A defining moment linking two NHL stars that sticks in the memory of hockey fans was the unexpected fight between Calgary Flames captain Jarome Iginla and Tampa Bay Lightning star Vincent Lecavalier during Game 3 of the 2004 Stanley Cup Final.
It’s rare to see a fight during a Stanley Cup Finals game in today’s NHL, rarer still when it’s two scoring stars chucking knuckles.
Iginla had always been known as a star unafraid to fight his own battles. Having won his second Richard Trophy performance as the league’s top goal scorer in 2003-04, Iginla was well established as a hard-hitting offensive force. The scrap with Lecavalier burnished that reputation.
At the time, hockey analyst Bill Clement called that moment “the continuation of the development” of Lecavalier. Then-Lightning coach John Tortorella was shown on national television applauding Lecavalier’s actions and later commended the big center’s willingness to stand his ground against Iginla.
Until that moment, Lecavalier was seen primarily as a one-dimensional scoring forward, but his willingness to tangle with one of the toughest fighters in the league during a Finals game significantly changed that reputation and is considered the moment that vaulted him into the upper echelon of the league’s top players.
But that was then, this is now. And speculation is growing that Iginla and Lecavalier’s best seasons could be behind them, given the significant drops in their respective numbers.
Iginla’s 32 goals last season were his lowest since his 31 goals in 2000-01, while his 69 points was 20 fewer than in 2008-09. It wasn’t the first time Iginla’s point production had dropped into the 60s during his career, so it wasn’t seen as much cause for concern. Especially considering Iginla produced seasons of 94, 98 and 89 points from 2006-07 to 2008-09, reaching the 50-goal mark in 2007-08 for the second time in his career.
This season, however, the 33-year-old’s slow start has generated real concern among Flames followers. With only three goals and 10 points in his first 16 games, Iginla is on pace for a 15-goal, 50-point season, which would be his lowest offensive output since his NHL sophomore season of ’97-’98.
It also has reignited trade speculation that briefly popped up last spring when the Flames missed the playoffs.
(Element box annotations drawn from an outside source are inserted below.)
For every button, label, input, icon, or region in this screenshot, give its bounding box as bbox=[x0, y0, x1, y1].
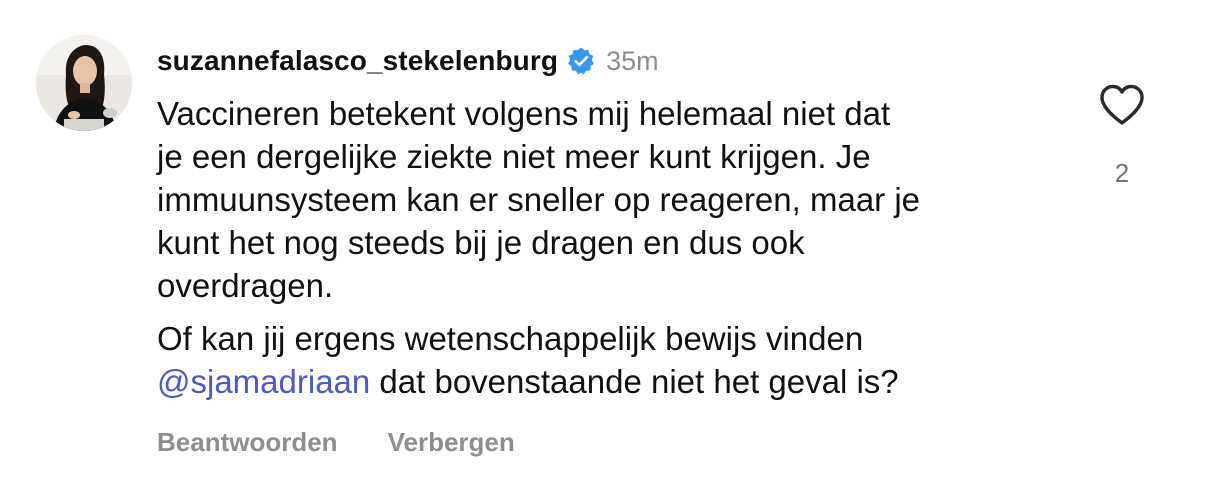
text-line: Of kan jij ergens wetenschappelijk bewij… bbox=[157, 320, 864, 357]
text-line: je een dergelijke ziekte niet meer kunt … bbox=[157, 138, 871, 175]
verified-badge-icon bbox=[566, 46, 596, 76]
reply-button[interactable]: Beantwoorden bbox=[157, 427, 338, 458]
comment-body: Vaccineren betekent volgens mij helemaal… bbox=[157, 92, 1057, 403]
mention-link[interactable]: @sjamadriaan bbox=[157, 363, 370, 400]
avatar[interactable] bbox=[36, 35, 132, 131]
text-line: kunt het nog steeds bij je dragen en dus… bbox=[157, 224, 805, 261]
heart-outline-icon[interactable] bbox=[1097, 80, 1147, 130]
avatar-image bbox=[36, 35, 132, 131]
text-line: immuunsysteem kan er sneller op reageren… bbox=[157, 181, 921, 218]
text-line: overdragen. bbox=[157, 267, 334, 304]
comment-paragraph-1: Vaccineren betekent volgens mij helemaal… bbox=[157, 92, 1057, 307]
comment: suzannefalasco_stekelenburg 35m Vacciner… bbox=[157, 40, 1057, 458]
timestamp: 35m bbox=[606, 45, 659, 76]
text-line: Vaccineren betekent volgens mij helemaal… bbox=[157, 95, 891, 132]
text-line: dat bovenstaande niet het geval is? bbox=[370, 363, 899, 400]
comment-actions: Beantwoorden Verbergen bbox=[157, 427, 1057, 458]
username[interactable]: suzannefalasco_stekelenburg bbox=[157, 45, 558, 77]
like-count: 2 bbox=[1114, 158, 1130, 188]
comment-paragraph-2: Of kan jij ergens wetenschappelijk bewij… bbox=[157, 317, 1057, 403]
comment-header: suzannefalasco_stekelenburg 35m bbox=[157, 40, 1057, 82]
hide-button[interactable]: Verbergen bbox=[388, 427, 515, 458]
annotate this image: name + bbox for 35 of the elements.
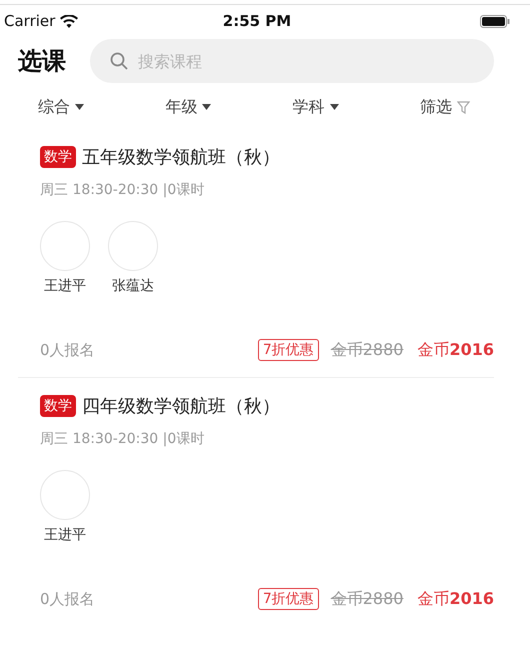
original-price: 金币2880 — [330, 588, 404, 610]
teacher-name: 王进平 — [44, 526, 86, 544]
course-price: 金币2016 — [417, 588, 494, 610]
caret-icon — [330, 104, 339, 110]
course-price: 金币2016 — [417, 340, 494, 360]
filter-tab[interactable]: 综合 — [38, 96, 84, 118]
teacher-name: 王进平 — [44, 277, 86, 295]
status-time: 2:55 PM — [222, 12, 292, 30]
subject-tag: 数学 — [40, 395, 76, 417]
caret-icon — [202, 104, 212, 110]
carrier-label: Carrier — [4, 12, 56, 30]
teacher-avatar — [108, 221, 158, 271]
search-icon — [110, 52, 128, 70]
teacher-name: 张蕴达 — [112, 277, 154, 295]
course-schedule: 周三 18:30-20:30 |0课时 — [40, 430, 206, 448]
page-title: 选课 — [18, 46, 66, 77]
enrollment-count: 0人报名 — [40, 590, 96, 608]
wifi-icon — [60, 14, 78, 28]
course-schedule: 周三 18:30-20:30 |0课时 — [40, 181, 206, 199]
original-price: 金币2880 — [330, 340, 404, 360]
teacher-avatar — [40, 221, 90, 271]
course-title[interactable]: 五年级数学领航班（秋） — [82, 145, 280, 169]
filter-icon — [456, 100, 470, 114]
teacher-avatar — [40, 470, 90, 520]
discount-tag: 7折优惠 — [258, 588, 319, 610]
filter-tab[interactable]: 学科 — [292, 96, 339, 118]
caret-icon — [75, 104, 84, 110]
search-field[interactable]: 搜索课程 — [90, 39, 494, 83]
filter-tab[interactable]: 年级 — [165, 96, 212, 118]
course-title[interactable]: 四年级数学领航班（秋） — [82, 394, 280, 418]
filter-tab[interactable]: 筛选 — [420, 96, 470, 118]
enrollment-count: 0人报名 — [40, 340, 96, 360]
discount-tag: 7折优惠 — [258, 339, 319, 361]
subject-tag: 数学 — [40, 146, 76, 168]
battery-icon — [480, 14, 510, 28]
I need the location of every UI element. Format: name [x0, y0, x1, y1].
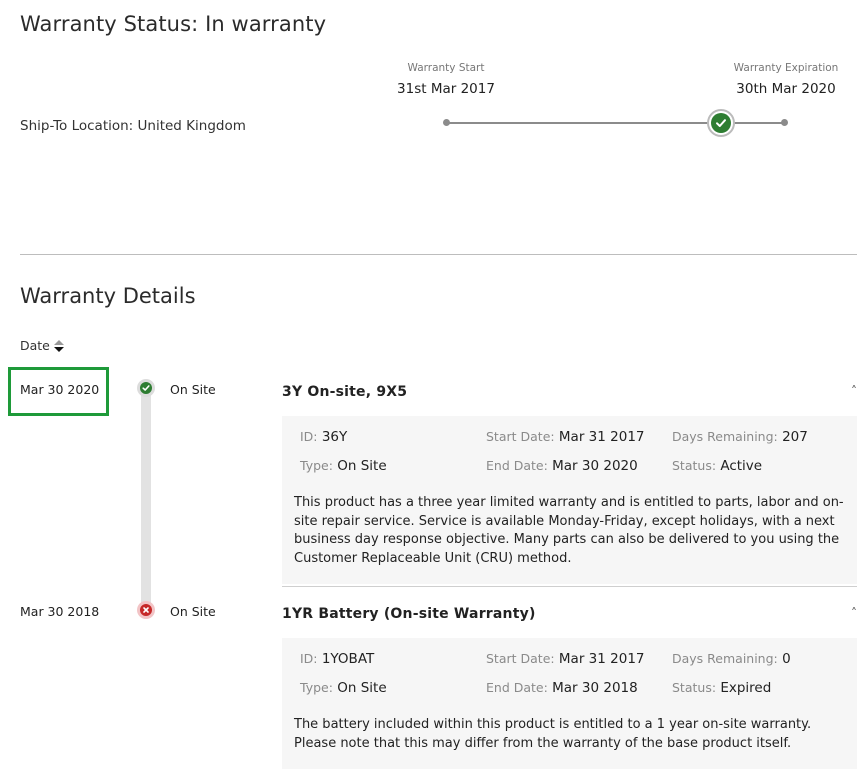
status-value: Active — [720, 458, 763, 474]
check-circle-icon — [711, 113, 731, 133]
warranty-expiration-label: Warranty Expiration — [733, 62, 839, 74]
end-date-value: Mar 30 2018 — [552, 680, 638, 696]
start-date-value: Mar 31 2017 — [558, 651, 645, 667]
days-remaining-field: Days Remaining: 0 — [672, 651, 791, 667]
id-field: ID: 36Y — [300, 429, 347, 445]
warranty-progress-track — [446, 122, 786, 124]
current-position-marker — [707, 109, 735, 137]
warranty-start-label: Warranty Start — [407, 62, 485, 74]
status-label: Status: — [672, 680, 717, 695]
collapse-icon[interactable]: ˄ — [851, 606, 857, 620]
type-value: On Site — [337, 680, 387, 696]
end-date-label: End Date: — [486, 458, 548, 473]
warranty-start-date: 31st Mar 2017 — [397, 81, 495, 97]
id-label: ID: — [300, 651, 318, 666]
status-value: Expired — [720, 680, 772, 696]
type-field: Type: On Site — [300, 458, 387, 474]
start-dot — [443, 119, 450, 126]
date-sort-header[interactable]: Date — [20, 338, 64, 353]
days-remaining-field: Days Remaining: 207 — [672, 429, 808, 445]
highlight-box — [8, 367, 109, 416]
check-circle-icon — [137, 379, 155, 397]
status-label: Status: — [672, 458, 717, 473]
section-divider — [20, 254, 857, 255]
end-date-field: End Date: Mar 30 2020 — [486, 458, 638, 474]
end-dot — [781, 119, 788, 126]
start-date-label: Start Date: — [486, 429, 555, 444]
warranty-expiration-date: 30th Mar 2020 — [736, 81, 836, 97]
days-remaining-value: 207 — [782, 429, 808, 445]
id-value: 1YOBAT — [321, 651, 375, 667]
id-field: ID: 1YOBAT — [300, 651, 374, 667]
date-sort-label: Date — [20, 338, 50, 353]
days-remaining-value: 0 — [782, 651, 791, 667]
status-field: Status: Active — [672, 458, 762, 474]
type-label: Type: — [300, 458, 333, 473]
page-title: Warranty Status: In warranty — [20, 12, 327, 36]
warranty-details-heading: Warranty Details — [20, 284, 196, 308]
sort-arrows-icon[interactable] — [53, 339, 64, 352]
type-value: On Site — [337, 458, 387, 474]
type-field: Type: On Site — [300, 680, 387, 696]
row-type: On Site — [170, 382, 216, 397]
end-date-field: End Date: Mar 30 2018 — [486, 680, 638, 696]
end-date-value: Mar 30 2020 — [552, 458, 638, 474]
x-circle-icon — [137, 601, 155, 619]
start-date-field: Start Date: Mar 31 2017 — [486, 429, 645, 445]
warranty-description: The battery included within this product… — [294, 717, 812, 751]
start-date-field: Start Date: Mar 31 2017 — [486, 651, 645, 667]
id-label: ID: — [300, 429, 318, 444]
start-date-value: Mar 31 2017 — [558, 429, 645, 445]
type-label: Type: — [300, 680, 333, 695]
start-date-label: Start Date: — [486, 651, 555, 666]
row-separator — [282, 586, 857, 587]
days-remaining-label: Days Remaining: — [672, 651, 778, 666]
warranty-description: This product has a three year limited wa… — [294, 495, 844, 566]
warranty-name[interactable]: 1YR Battery (On-site Warranty) — [282, 606, 536, 622]
row-type: On Site — [170, 604, 216, 619]
id-value: 36Y — [321, 429, 348, 445]
status-field: Status: Expired — [672, 680, 771, 696]
ship-to-location: Ship-To Location: United Kingdom — [20, 118, 246, 134]
timeline-bar — [141, 384, 151, 614]
warranty-name[interactable]: 3Y On-site, 9X5 — [282, 384, 407, 400]
collapse-icon[interactable]: ˄ — [851, 384, 857, 398]
days-remaining-label: Days Remaining: — [672, 429, 778, 444]
end-date-label: End Date: — [486, 680, 548, 695]
row-date: Mar 30 2018 — [20, 604, 100, 619]
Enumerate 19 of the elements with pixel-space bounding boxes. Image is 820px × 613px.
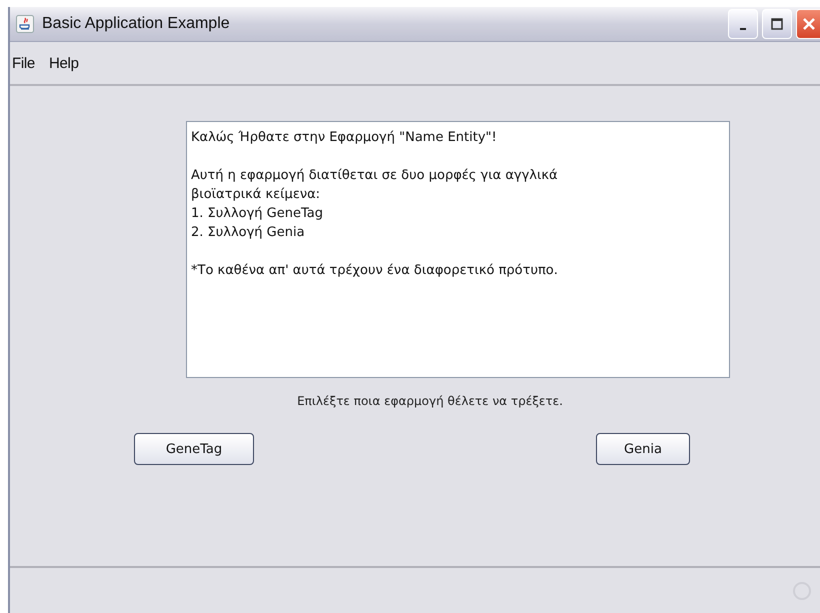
text-line: βιοϊατρικά κείμενα: bbox=[191, 186, 322, 204]
maximize-button[interactable] bbox=[762, 9, 792, 39]
maximize-icon bbox=[771, 18, 783, 30]
text-line: *Το καθένα απ' αυτά τρέχουν ένα διαφορετικό πρότυπο. bbox=[191, 262, 559, 280]
choice-button[interactable]: GeneTag bbox=[134, 433, 254, 465]
close-icon bbox=[802, 17, 816, 31]
text-line: 1. Συλλογή GeneTag bbox=[191, 205, 324, 223]
choice-button[interactable]: Genia bbox=[596, 433, 690, 465]
minimize-icon bbox=[740, 28, 746, 30]
text-line: Αυτή η εφαρμογή διατίθεται σε δυο μορφές για αγγλικά bbox=[191, 167, 559, 185]
close-button[interactable] bbox=[796, 9, 820, 39]
window-title: Basic Application Example bbox=[42, 15, 230, 33]
menu-item[interactable]: Help bbox=[48, 54, 79, 72]
text-line: Καλώς Ήρθατε στην Εφαρμογή "Name Entity"! bbox=[191, 129, 498, 147]
text-line: 2. Συλλογή Genia bbox=[191, 224, 306, 242]
text-area[interactable] bbox=[186, 121, 730, 378]
prompt-label: Επιλέξτε ποια εφαρμογή θέλετε να τρέξετε. bbox=[297, 394, 563, 408]
app-icon bbox=[16, 15, 34, 33]
menu-item[interactable]: File bbox=[12, 54, 35, 72]
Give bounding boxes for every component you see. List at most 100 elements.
Some observers are daring to suggest what was once considered unthinkable: If the Flames fail to improve this season, Iginla should be dealt in hopes of landing a significant return while his trade value remains high.
While there’s little doubt Iginla would attract considerable attention if the Flames shopped him, it would be very difficult to trade him given his $7 million per season salary on a contract that doesn’t expire until 2013 and includes a “no-movement” clause.
That’s unlikely to keep the rumormongers at bay, especially if the Flames appear out of this season’s playoff race by the Feb. 28 trade deadline.
Meanwhile, Lecavalier has seen his stock plummet considerably over the previous two seasons with performances of 67 and 70 points, respectively. Nagging shoulder and wrist injuries, the incompetence of the previous Lightning ownership and near-constant rumors he would be dealt during the ’08-’09 season to the Montreal Canadiens were certainly contributing factors.
So, too, might be the pressure of playing up to the 11-year, $85 million contract he signed in the summer of 2008. When he signed that deal, Lecavalier was considered the franchise player around whom the Lightning would rebuild into a Stanley Cup contender.
That role has been usurped by 20-year-old superstar Steven Stamkos, who in his sophomore season shared the 2009-10 Richard Trophy with Pittsburgh’s Sidney Crosby, led the Lightning in points and was fifth overall in the league in that category.
This season, Stamkos is again challenging for the league lead in goals and points while Lecavalier had only three goals and nine points in 14 games before suffering a broken right hand that will keep him sidelined for at least a month.
New Lightning general manager Steve Yzerman and coach Guy Boucher praised Lecavalier’s performance before the injury, claiming he was on the cusp of becoming a more complete player rather than merely the offensive one who hit his stride in 2006-07. He scored 52 goals and 108 points that season and won the Richard Trophy, then followed up with a 40-goal, 92-point performance in 2007-08..
He’ll undoubtedly continue to develop his game, but his lower offensive numbers combined with that huge contract will be seen by detractors merely as proof Lecavalier, at 30, is now past his prime.
It remains to be seen if Lecavalier and Iginla, who were teammates for Canada’s 2004 World Cup of Hockey championship team and 2006 Olympic hockey team, have had their best days. It wouldn’t be the first time star players in their early 30s endured a decline in their production only to rebound strongly. But the reality could be that both players simply are not capable of carrying the offensive load anymore for their respective teams and might be better off playing more supporting roles.
It could be too hasty to write off Iginla and Lecavalier as past their respective playing primes, but it seems apparent their best days are no longer ahead of them.